Linguistic Relativity, LLMs, and the Hog Thesis

Date: December 5, 2025 (Friday)

Time: 15:30-17:00

Venue: Rm 10.13, 10/F, Run Run Shaw Tower, Centennial Campus, HKU

Speaker: Prof Ryan M. Nefdt, University of Cape Town

Abstract:

There is a veritable cornucopia of options for scholars interested in using the tools of philosophy and cognitive science to interpret the behaviour of large language models like Claude, Gemini and ChatGPT. Many of these views start from a theory honed for the interpretation of humans and then attempt to explore its applicability to LLMs (Chalmers 2025, Mandelkern & Linzen 2024, Lederman & Mahowald 2024, Nefdt 2023). There are alignment issues with such strategies but they can produce insights.

 
In their new bold book, Cappelen & Dever (2025) introduce the ‘Whole Hog Thesis’ which relies on the observable output of LLMs and established conditional relationships between mental states, beliefs, desires and intentions to push a position in which LLMs are considered complete linguistic and cognitive agents.
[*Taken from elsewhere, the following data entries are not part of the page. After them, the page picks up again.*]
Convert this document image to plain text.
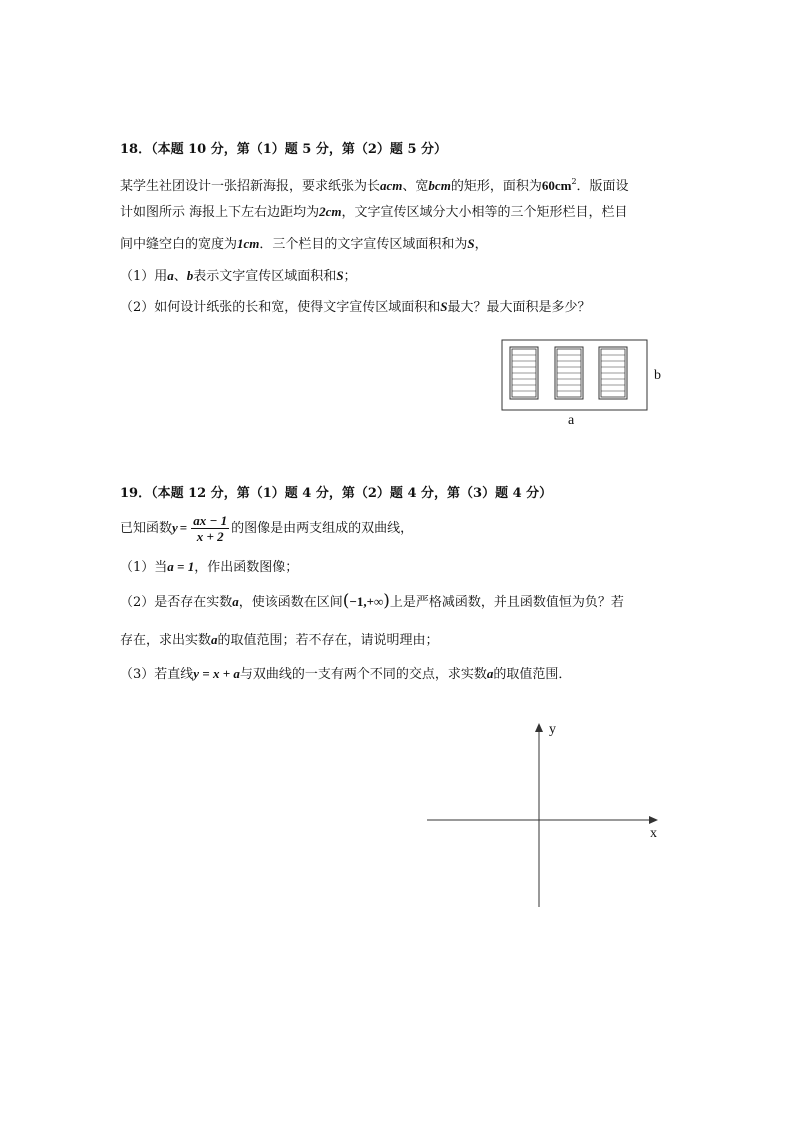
18．（本题 10 分，第（1）题 5 分，第（2）题 5 分）
某学生社团设计一张招新海报，要求纸张为长acm、宽bcm的矩形，面积为$60cm^2$．版面设
计如图所示 海报上下左右边距均为2cm，文字宣传区域分大小相等的三个矩形栏目，栏目
间中缝空白的宽度为1cm．三个栏目的文字宣传区域面积和为S，
（1）用a、b表示文字宣传区域面积和S；
（2）如何设计纸张的长和宽，使得文字宣传区域面积和S最大？最大面积是多少？
b
a
19．（本题 12 分，第（1）题 4 分，第（2）题 4 分，第（3）题 4 分）
已知函数$y = \frac{ax - 1}{x + 2}$ 的图像是由两支组成的双曲线，
（1）当a = 1，作出函数图像；
（2）是否存在实数a，使该函数在区间(−1,+∞)上是严格减函数，并且函数值恒为负？若
存在，求出实数a的取值范围；若不存在，请说明理由；
（3）若直线y = x + a与双曲线的一支有两个不同的交点，求实数a的取值范围．
y
x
They valiantly challenge the mainstream dialectic and anticipate a number of sophisticated responses to their position.
 
I’m generally sympathetic to hogging it. But in this workshop, I aim to present a few further challenges not considered by C&D and also a framework for supporting their alien contents view in terms of form of linguistic relativity. Specifically, I will put forward the problems of model individuation and embedded textual deepfakes. I will suggest possible responses which can potentially save the hog but not in its entirety, resulting in a somewhat less ebullient ‘Most of the Hog Thesis’.